Laura Junka-Aikio's keynote speech
We are thrilled to present an extraordinary lineup of keynote speakers for the 6th year Nordic Conference for Rural Research. These prominent researchers and innovators will share their unique insights, experiences, and visions. They will provide invaluable perspectives on the overall theme of the conference: New paths to sustainable transitions. Our keynote speakers bring a wealth of knowledge and expertise, offering fresh perspectives promising to inspire and challenge us and our way of thinking as we explore the future of Rural Research. Get ready to be inspired and motivated by some of the brightest minds in the field.
Decolonizing Arctic Geopolitics: Subaltern security dilemmas and the politics of rural land use in times of the green transition and militarization.
The recent rise of world political tensions will have a profound impact on Sápmi and the rural regions of Europe’s High North. While the climate change has been increasing the region’s susceptibility for economic, extractive, logistical and military exploitation already for some time, today land use and development in the region is reshaped also by new acute security and defense imaginaries, which are reflected in Sweden and Finland’s NATO memberships and in the new Nordic Defense Collaboration Agreements with the United States. In the new conjuncture, Sápmi or the Nordic Arctic region more broadly is imagined in increasingly colonial terms, as a vast and “empty” space that can secure not just national needs for security and natural resources, but also those of the EU and the West at large - whether in terms of the green transition, critical mineral self-sufficiency, or military build-up an international training for Arctic warfare. Although all of this may bring new investments and jobs to the region, it is also posing broad questions regarding whose needs, development and security are privileged, at what cost, and based on what kind of world views, epistemologies and visions of the future. In particular, as Arctic, EU and Nordic policies and debate focus more openly than before on traditional geopolitical concerns - hard security, military capabilities, infrastructure, and control of land and natural resources – regional governance and concrete territorial planning gets informed increasingly by strategies and interests that are defined in far-away centres of power, instead of being attuned to the concerns and visions of the local, rural and Indigenous societies and communities that are directly affected.
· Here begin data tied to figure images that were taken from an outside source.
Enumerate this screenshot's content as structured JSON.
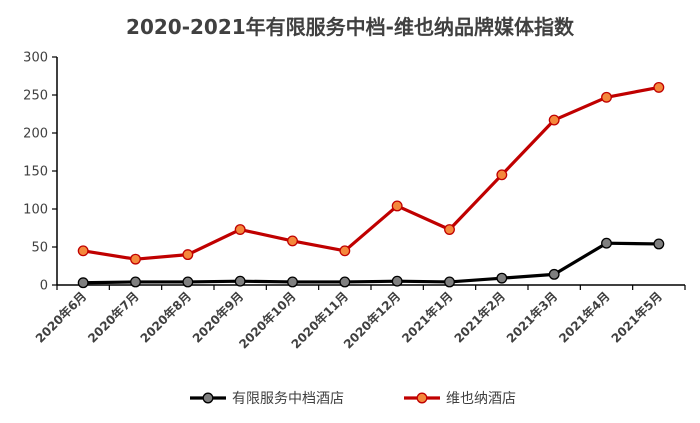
{
  "chart_data": {
    "type": "line",
    "title": "2020-2021年有限服务中档-维也纳品牌媒体指数",
    "xlabel": "",
    "ylabel": "",
    "categories": [
      "2020年6月",
      "2020年7月",
      "2020年8月",
      "2020年9月",
      "2020年10月",
      "2020年11月",
      "2020年12月",
      "2021年1月",
      "2021年2月",
      "2021年3月",
      "2021年4月",
      "2021年5月"
    ],
    "yticks": [
      "0",
      "50",
      "100",
      "150",
      "200",
      "250",
      "300"
    ],
    "ylim": [
      0,
      300
    ],
    "grid": false,
    "legend_position": "bottom",
    "series": [
      {
        "name": "有限服务中档酒店",
        "line_color": "#000000",
        "marker_fill": "#7f7f7f",
        "values": [
          3,
          4,
          4,
          5,
          4,
          4,
          5,
          4,
          9,
          14,
          55,
          54
        ]
      },
      {
        "name": "维也纳酒店",
        "line_color": "#c00000",
        "marker_fill": "#f4883c",
        "values": [
          45,
          34,
          40,
          73,
          58,
          45,
          104,
          73,
          145,
          217,
          247,
          260
        ]
      }
    ]
  }
}
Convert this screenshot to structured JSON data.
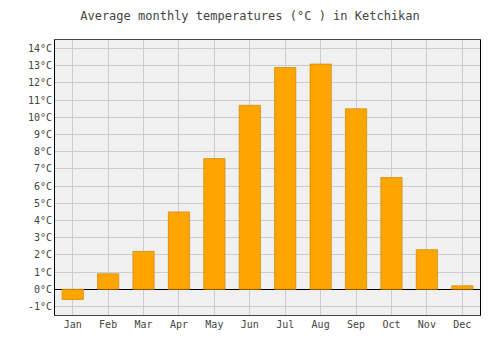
{
  "chart_data": {
    "type": "bar",
    "title": "Average monthly temperatures (°C ) in Ketchikan",
    "categories": [
      "Jan",
      "Feb",
      "Mar",
      "Apr",
      "May",
      "Jun",
      "Jul",
      "Aug",
      "Sep",
      "Oct",
      "Nov",
      "Dec"
    ],
    "values": [
      -0.6,
      0.9,
      2.2,
      4.5,
      7.6,
      10.7,
      12.9,
      13.1,
      10.5,
      6.5,
      2.3,
      0.2
    ],
    "color": "#FFA500",
    "ylim": [
      -1.5,
      14.5
    ],
    "yticks": [
      {
        "value": -1,
        "label": "-1°C"
      },
      {
        "value": 0,
        "label": "0°C"
      },
      {
        "value": 1,
        "label": "1°C"
      },
      {
        "value": 2,
        "label": "2°C"
      },
      {
        "value": 3,
        "label": "3°C"
      },
      {
        "value": 4,
        "label": "4°C"
      },
      {
        "value": 5,
        "label": "5°C"
      },
      {
        "value": 6,
        "label": "6°C"
      },
      {
        "value": 7,
        "label": "7°C"
      },
      {
        "value": 8,
        "label": "8°C"
      },
      {
        "value": 9,
        "label": "9°C"
      },
      {
        "value": 10,
        "label": "10°C"
      },
      {
        "value": 11,
        "label": "11°C"
      },
      {
        "value": 12,
        "label": "12°C"
      },
      {
        "value": 13,
        "label": "13°C"
      },
      {
        "value": 14,
        "label": "14°C"
      }
    ],
    "grid": true
  }
}
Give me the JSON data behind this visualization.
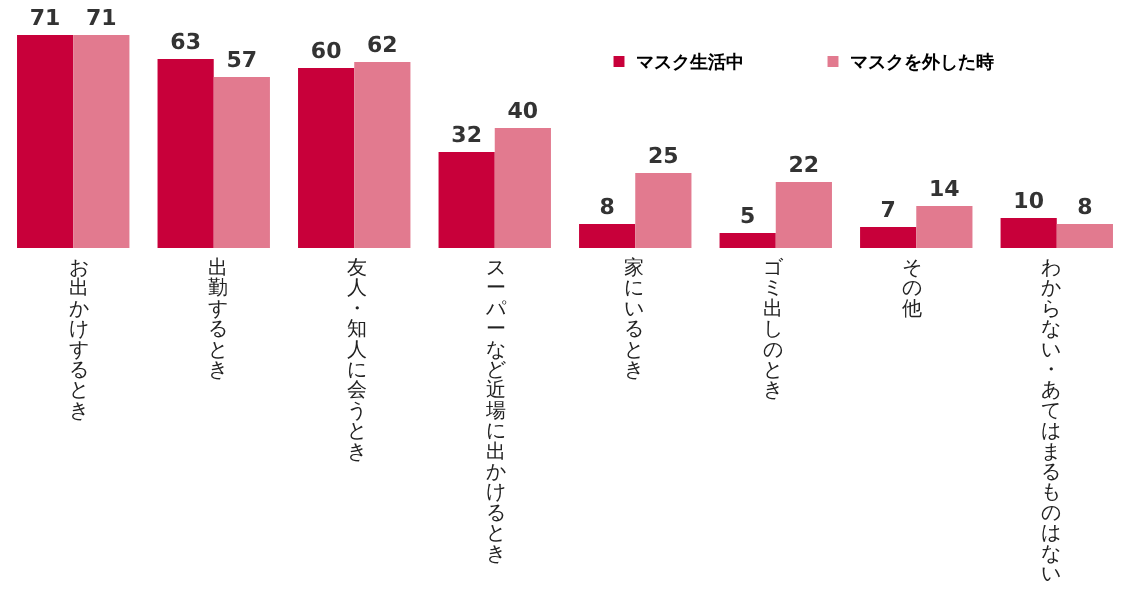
{
  "chart_data": {
    "type": "bar",
    "categories": [
      "お出かけするとき",
      "出勤するとき",
      "友人・知人に会うとき",
      "スーパーなど近場に出かけるとき",
      "家にいるとき",
      "ゴミ出しのとき",
      "その他",
      "わからない・あてはまるものはない"
    ],
    "series": [
      {
        "name": "マスク生活中",
        "color": "#c8003a",
        "values": [
          71,
          63,
          60,
          32,
          8,
          5,
          7,
          10
        ]
      },
      {
        "name": "マスクを外した時",
        "color": "#e27a8f",
        "values": [
          71,
          57,
          62,
          40,
          25,
          22,
          14,
          8
        ]
      }
    ],
    "data_labels": true,
    "legend": "top right"
  }
}
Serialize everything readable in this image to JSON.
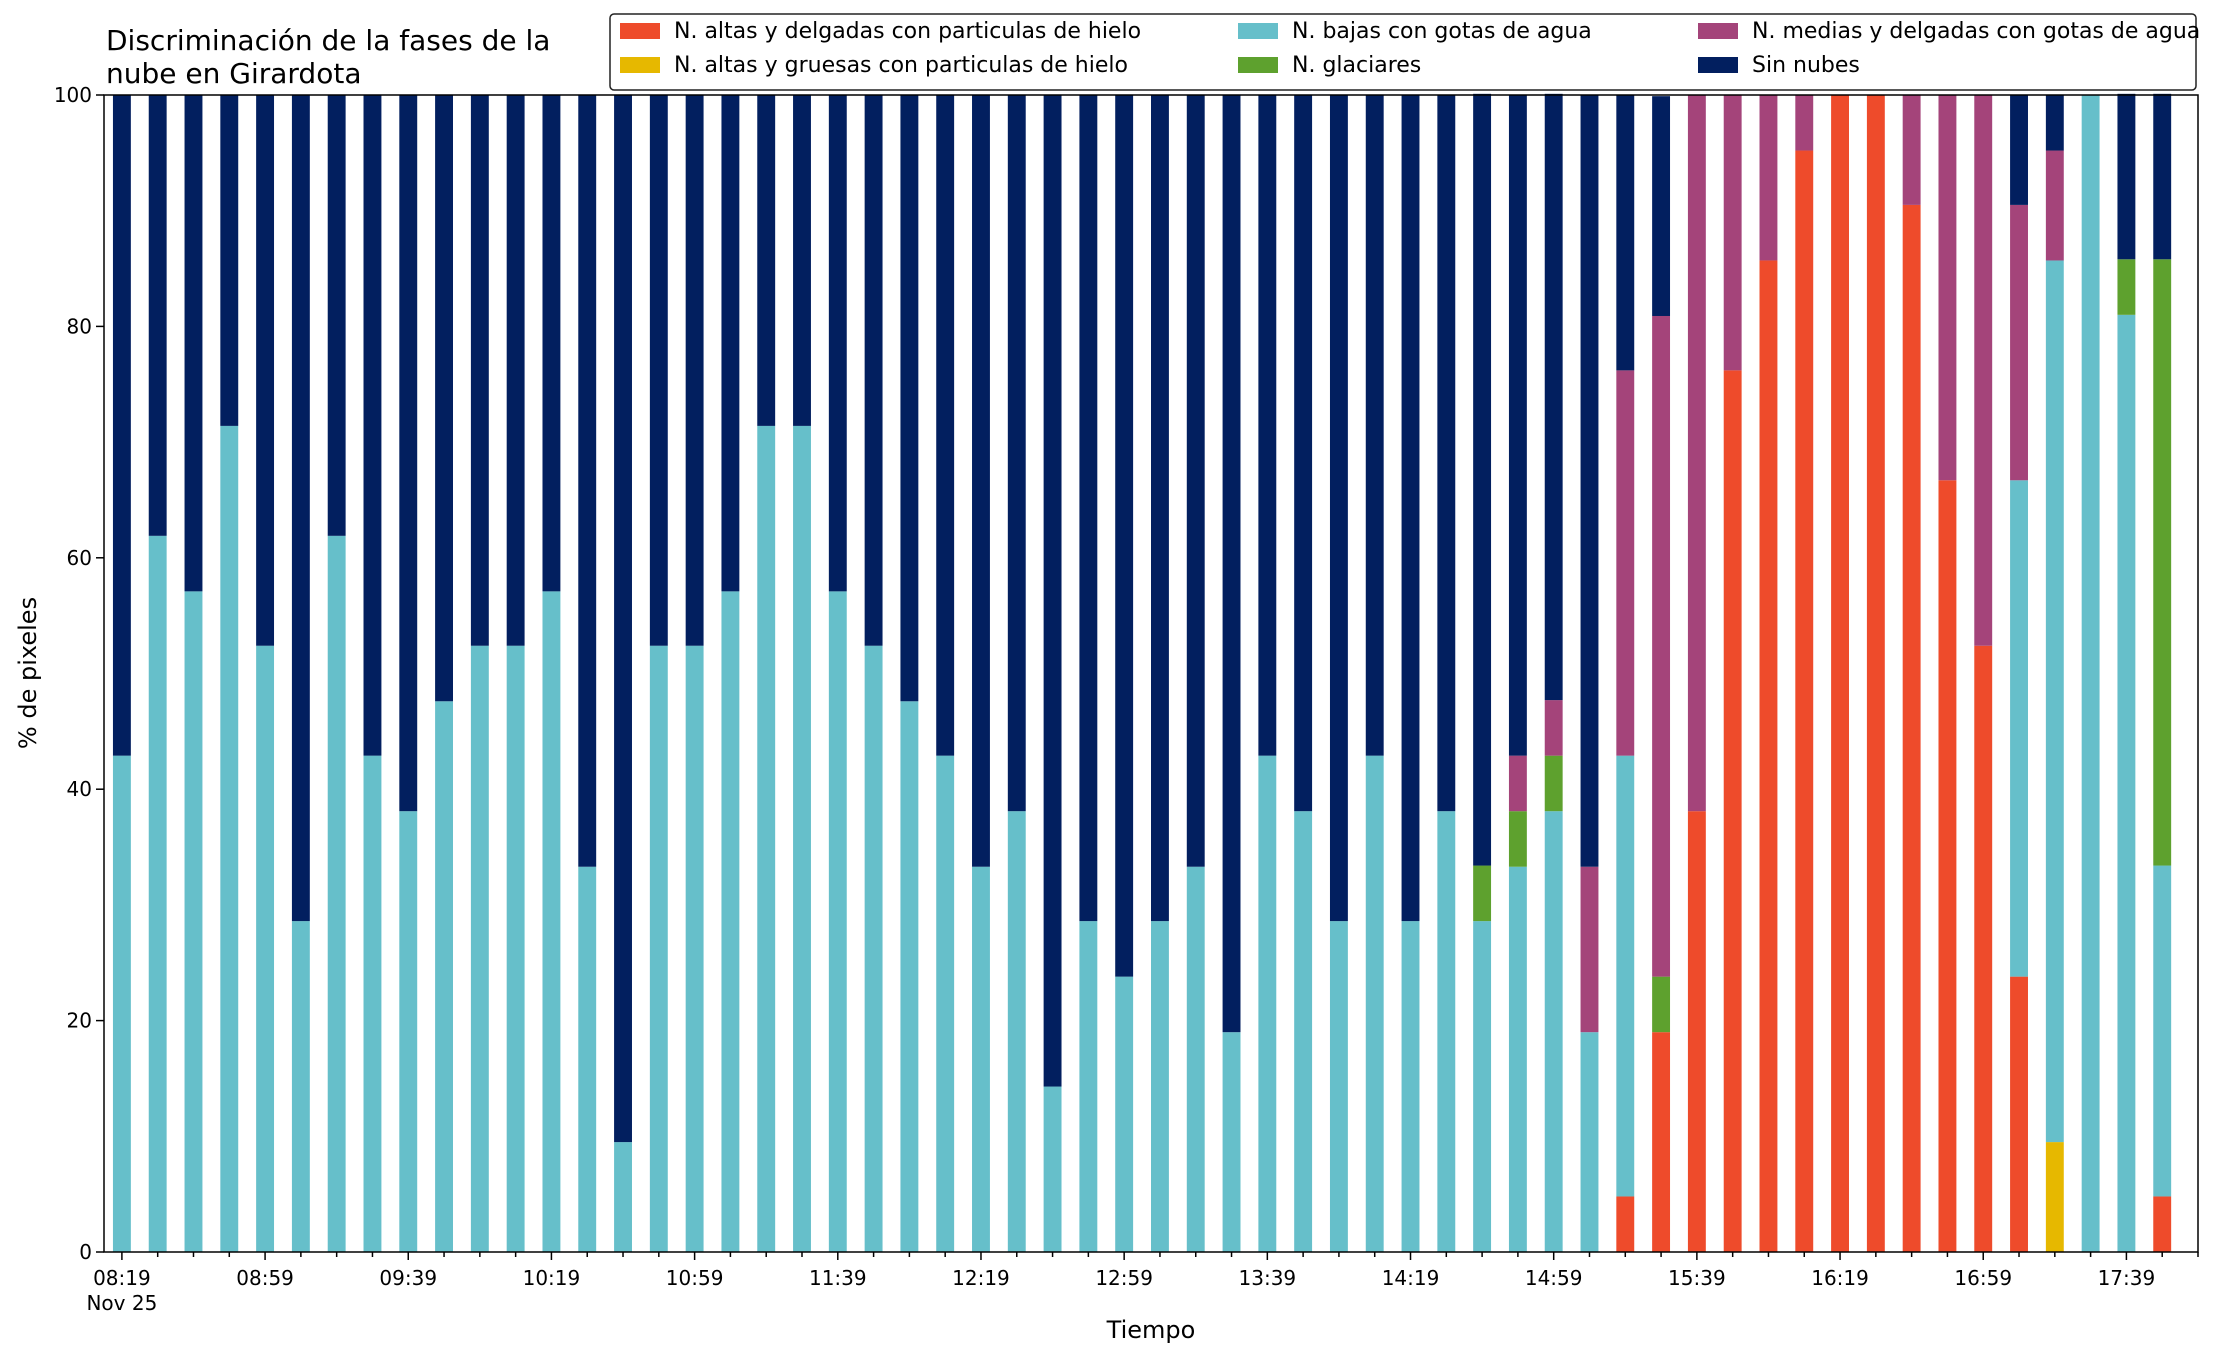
{
  "chart_data": {
    "type": "bar",
    "stacked": true,
    "title": "Discriminación de la fases de la nube en Girardota",
    "title_lines": [
      "Discriminación de la fases de la",
      "nube en Girardota"
    ],
    "xlabel": "Tiempo",
    "ylabel": "% de pixeles",
    "ylim": [
      0,
      100
    ],
    "yticks": [
      0,
      20,
      40,
      60,
      80,
      100
    ],
    "xtick_labels": [
      "08:19",
      "08:59",
      "09:39",
      "10:19",
      "10:59",
      "11:39",
      "12:19",
      "12:59",
      "13:39",
      "14:19",
      "14:59",
      "15:39",
      "16:19",
      "16:59",
      "17:39"
    ],
    "xtick_sublabel": "Nov 25",
    "x_start": "08:19",
    "x_step_minutes": 10,
    "grid": false,
    "legend_placement": "top-right",
    "categories": [
      "08:19",
      "08:29",
      "08:39",
      "08:49",
      "08:59",
      "09:09",
      "09:19",
      "09:29",
      "09:39",
      "09:49",
      "09:59",
      "10:09",
      "10:19",
      "10:29",
      "10:39",
      "10:49",
      "10:59",
      "11:09",
      "11:19",
      "11:29",
      "11:39",
      "11:49",
      "11:59",
      "12:09",
      "12:19",
      "12:29",
      "12:39",
      "12:49",
      "12:59",
      "13:09",
      "13:19",
      "13:29",
      "13:39",
      "13:49",
      "13:59",
      "14:09",
      "14:19",
      "14:29",
      "14:39",
      "14:49",
      "14:59",
      "15:09",
      "15:19",
      "15:29",
      "15:39",
      "15:49",
      "15:59",
      "16:09",
      "16:19",
      "16:29",
      "16:39",
      "16:49",
      "16:59",
      "17:09",
      "17:19",
      "17:29",
      "17:39",
      "17:49"
    ],
    "series": [
      {
        "name": "N. altas y delgadas con particulas de hielo",
        "color": "#ee4b2b",
        "values": [
          0,
          0,
          0,
          0,
          0,
          0,
          0,
          0,
          0,
          0,
          0,
          0,
          0,
          0,
          0,
          0,
          0,
          0,
          0,
          0,
          0,
          0,
          0,
          0,
          0,
          0,
          0,
          0,
          0,
          0,
          0,
          0,
          0,
          0,
          0,
          0,
          0,
          0,
          0,
          0,
          0,
          0,
          4.8,
          19.0,
          38.1,
          76.2,
          85.7,
          95.2,
          100,
          100,
          90.5,
          66.7,
          52.4,
          23.8,
          0,
          0,
          0,
          4.8
        ]
      },
      {
        "name": "N. altas y gruesas con particulas de hielo",
        "color": "#e6b800",
        "values": [
          0,
          0,
          0,
          0,
          0,
          0,
          0,
          0,
          0,
          0,
          0,
          0,
          0,
          0,
          0,
          0,
          0,
          0,
          0,
          0,
          0,
          0,
          0,
          0,
          0,
          0,
          0,
          0,
          0,
          0,
          0,
          0,
          0,
          0,
          0,
          0,
          0,
          0,
          0,
          0,
          0,
          0,
          0,
          0,
          0,
          0,
          0,
          0,
          0,
          0,
          0,
          0,
          0,
          0,
          9.5,
          0,
          0,
          0
        ]
      },
      {
        "name": "N. bajas con gotas de agua",
        "color": "#66bfca",
        "values": [
          42.9,
          61.9,
          57.1,
          71.4,
          52.4,
          28.6,
          61.9,
          42.9,
          38.1,
          47.6,
          52.4,
          52.4,
          57.1,
          33.3,
          9.5,
          52.4,
          52.4,
          57.1,
          71.4,
          71.4,
          57.1,
          52.4,
          47.6,
          42.9,
          33.3,
          38.1,
          14.3,
          28.6,
          23.8,
          28.6,
          33.3,
          19.0,
          42.9,
          38.1,
          28.6,
          42.9,
          28.6,
          38.1,
          28.6,
          33.3,
          38.1,
          19.0,
          38.1,
          0,
          0,
          0,
          0,
          0,
          0,
          0,
          0,
          0,
          0,
          42.9,
          76.2,
          100,
          81.0,
          28.6
        ]
      },
      {
        "name": "N. glaciares",
        "color": "#5ea12e",
        "values": [
          0,
          0,
          0,
          0,
          0,
          0,
          0,
          0,
          0,
          0,
          0,
          0,
          0,
          0,
          0,
          0,
          0,
          0,
          0,
          0,
          0,
          0,
          0,
          0,
          0,
          0,
          0,
          0,
          0,
          0,
          0,
          0,
          0,
          0,
          0,
          0,
          0,
          0,
          4.8,
          4.8,
          4.8,
          0,
          0,
          4.8,
          0,
          0,
          0,
          0,
          0,
          0,
          0,
          0,
          0,
          0,
          0,
          0,
          4.8,
          52.4
        ]
      },
      {
        "name": "N. medias y delgadas con gotas de agua",
        "color": "#a4447a",
        "values": [
          0,
          0,
          0,
          0,
          0,
          0,
          0,
          0,
          0,
          0,
          0,
          0,
          0,
          0,
          0,
          0,
          0,
          0,
          0,
          0,
          0,
          0,
          0,
          0,
          0,
          0,
          0,
          0,
          0,
          0,
          0,
          0,
          0,
          0,
          0,
          0,
          0,
          0,
          0,
          4.8,
          4.8,
          14.3,
          33.3,
          57.1,
          61.9,
          23.8,
          14.3,
          4.8,
          0,
          0,
          9.5,
          33.3,
          47.6,
          23.8,
          9.5,
          0,
          0,
          0
        ]
      },
      {
        "name": "Sin nubes",
        "color": "#021f5f",
        "values": [
          57.1,
          38.1,
          42.9,
          28.6,
          47.6,
          71.4,
          38.1,
          57.1,
          61.9,
          52.4,
          47.6,
          47.6,
          42.9,
          66.7,
          90.5,
          47.6,
          47.6,
          42.9,
          28.6,
          28.6,
          42.9,
          47.6,
          52.4,
          57.1,
          66.7,
          61.9,
          85.7,
          71.4,
          76.2,
          71.4,
          66.7,
          81.0,
          57.1,
          61.9,
          71.4,
          57.1,
          71.4,
          61.9,
          66.7,
          57.1,
          52.4,
          66.7,
          23.8,
          19.0,
          0,
          0,
          0,
          0,
          0,
          0,
          0,
          0,
          0,
          9.5,
          4.8,
          0,
          14.3,
          14.3
        ]
      }
    ]
  }
}
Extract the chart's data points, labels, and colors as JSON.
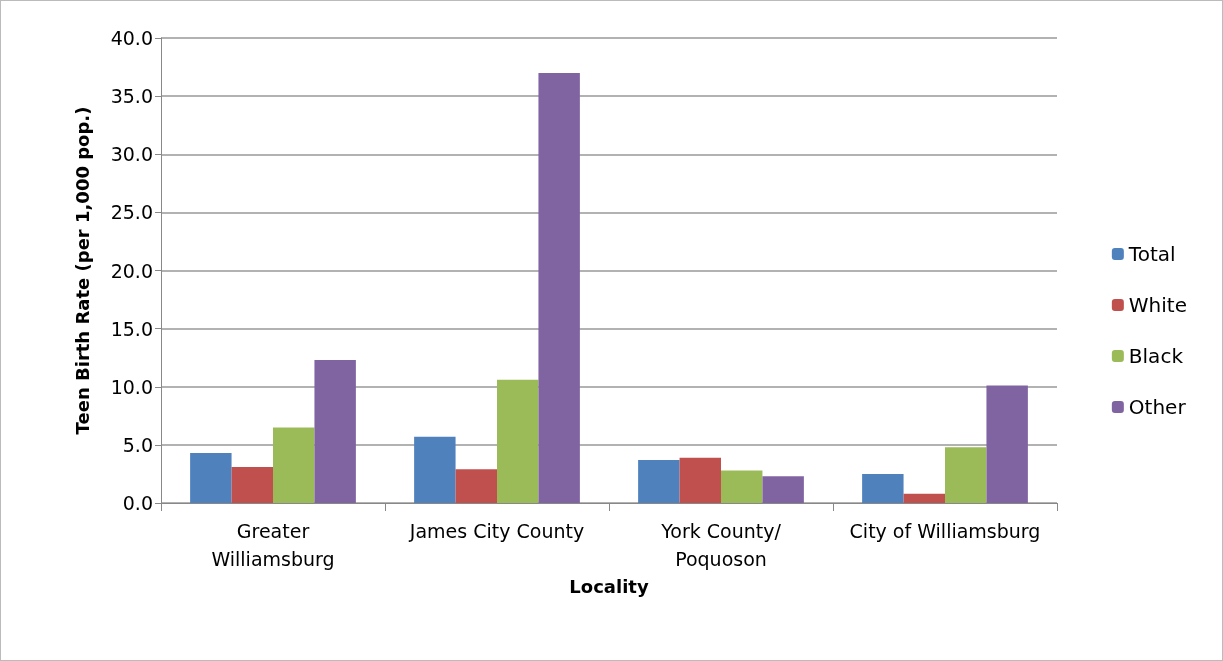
{
  "chart_data": {
    "type": "bar",
    "xlabel": "Locality",
    "ylabel": "Teen Birth Rate (per 1,000 pop.)",
    "categories": [
      "Greater\nWilliamsburg",
      "James City County",
      "York County/\nPoquoson",
      "City of Williamsburg"
    ],
    "series": [
      {
        "name": "Total",
        "color": "#4f81bd",
        "values": [
          4.3,
          5.7,
          3.7,
          2.5
        ]
      },
      {
        "name": "White",
        "color": "#c0504d",
        "values": [
          3.1,
          2.9,
          3.9,
          0.8
        ]
      },
      {
        "name": "Black",
        "color": "#9bbb59",
        "values": [
          6.5,
          10.6,
          2.8,
          4.8
        ]
      },
      {
        "name": "Other",
        "color": "#8064a2",
        "values": [
          12.3,
          37.0,
          2.3,
          10.1
        ]
      }
    ],
    "ylim": [
      0,
      40
    ],
    "yticks": [
      {
        "value": 0,
        "label": "0.0"
      },
      {
        "value": 5,
        "label": "5.0"
      },
      {
        "value": 10,
        "label": "10.0"
      },
      {
        "value": 15,
        "label": "15.0"
      },
      {
        "value": 20,
        "label": "20.0"
      },
      {
        "value": 25,
        "label": "25.0"
      },
      {
        "value": 30,
        "label": "30.0"
      },
      {
        "value": 35,
        "label": "35.0"
      },
      {
        "value": 40,
        "label": "40.0"
      }
    ],
    "grid": "y",
    "legend": "right"
  }
}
In this keynote speech, I address the new geopolitical situation from a decolonial perspective that centres especially Sámi concerns and experience. The aim of the speech is to bring attention to a variety of new questions and concerns that Indigenous and rural communities in Sápmi may face in the present conjuncture of the Arctic natural resource rush, the green transition, and militarization, and to outline a critical approach. Conceptualizing these challenges as subaltern security dilemmas, I argue that without concerted, conscious efforts to deconstruct hegemonic discourses on geopolitics and security building on local and Indigenous perspectives and experience, there is a high risk that the present era (which by the way is the only era in which we, people alive today, can have an impact) will significantly accelerate colonial structures, discourses and heritage in this region, this time through policies and practices that are justified in terms of national, EU and Western security.